Aún así, incluso tras la llegada de Messi, la amenaza latente siempre fue Mbappé. El francés modifica el juego contrario, lo curva y lo pervierte. Pero en el alto nivel de la Champions, el PSG iba desacompasado, nunca encontró la forma de que el terror que albergaba dentro inundara los partidos de punta a cabo. Los números del galo en el día a día eran brutales. El único que se acercaba a los Messi-Cristiano. De media, producía unos 55 goles anuales, entre dianas y asistencias. Pero le quedaba coronar la Champions y, sin eso, siempre surge la duda.
Perdió el Mundial de 2022 y, como castigo, el jeque le obligó a quedarse otro año más en el PSG, que se negó a vendérselo al Real Madrid
Su increíble aura no venía de qué hacía con el PSG, venía de su desempeño con la selección francesa. De esa carrera contra Argentina, en el Mundial de 2018, donde fue coronando picos con todos los jugadores albicelestes colgados de sus faldas. Llegó al área arrastrando a un país entero y allí pitaron penalti. Ese Mundial lo dominan los bleu desde una simplicidad absurda. Una roca en el centro: Kanté; Pogba disparando señales de peligro, Griezzman hilvanando el juego y toda la ancha pradera que resta, terreno del gran depredador adolescente.

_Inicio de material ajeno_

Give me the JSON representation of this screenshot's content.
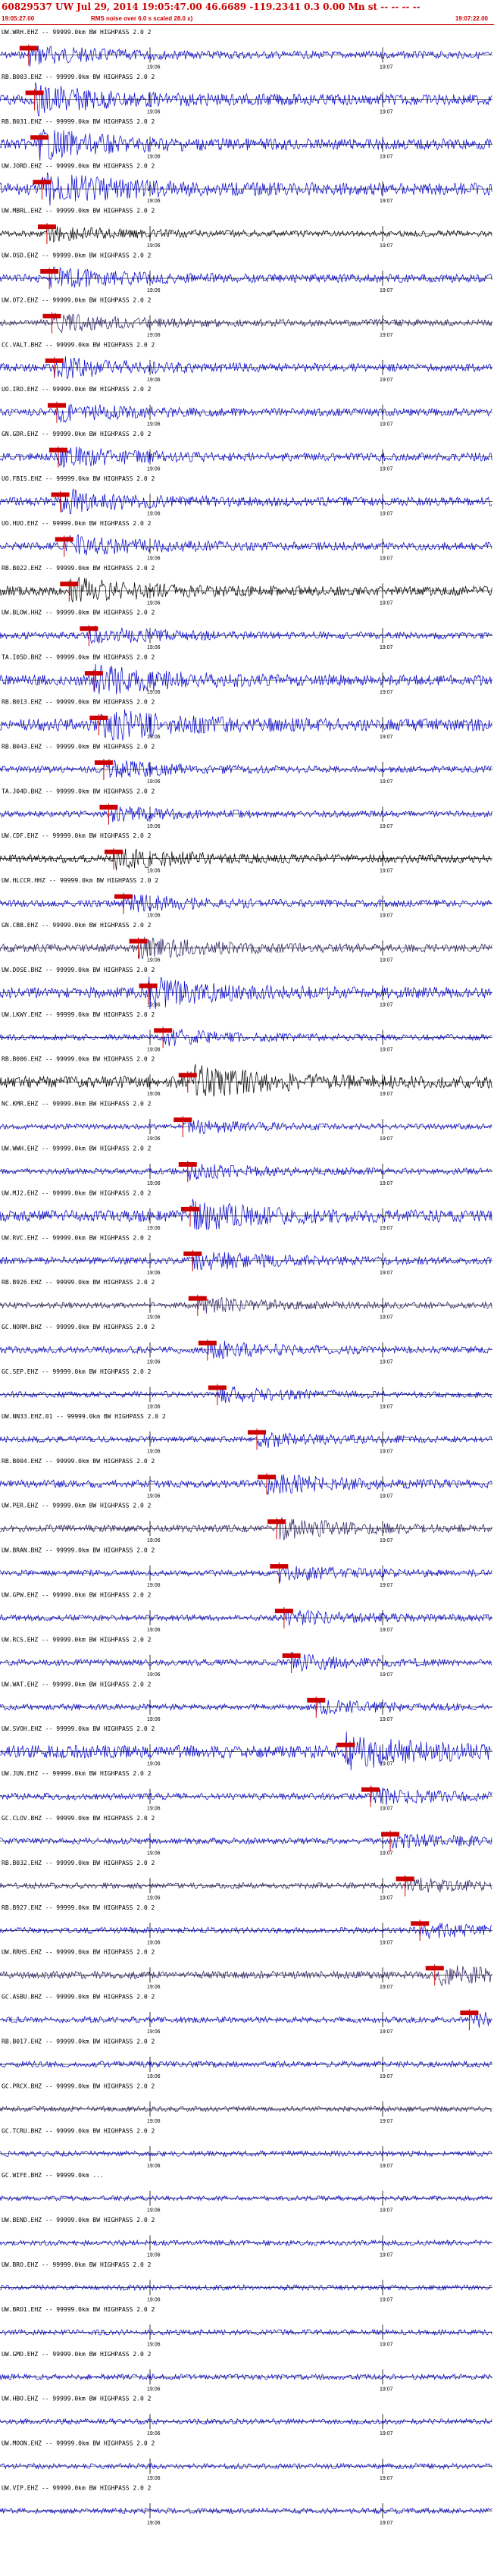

En esa famosa jugada contra Argentina, pareció Maradona contra los ingleses. Hasta allá se fue la imaginación del hincha. Donde uno pone el genio, el otro, la mirada impasible del velocista. Hubo otro gol que define aquel Mbappé: en un embrollo en el área albiceleste, se apodera del balón y se hace un espacio con un movimiento más allá de la percepción del ojo humano. Al instante, la cruza con violencia. Cuatro años después, en la final contra Argentina, repitió ese gol fulgurante.
En ese Mundial fue la naturaleza desatada entrando por todos los rincones. Fue lo que deseamos ser en nuestra vida. Esos segundos de temblor. Y el estallido. Pero perdió y, como castigo, el jeque le obligó a quedarse otro año más en el PSG, que se negó a vendérselo al Madrid. Allí, varado en un equipo sumergido en las profundidades del fútbol, perdió ilusión, perdió físico, se alejó del balón y de la mentalidad de la élite. Cuando volvimos a verle en el verano del 2024 con Francia en la Eurocopa, nos pareció un jugador de vuelta de todo incapaz de repetir el truco que lo había hecho famoso.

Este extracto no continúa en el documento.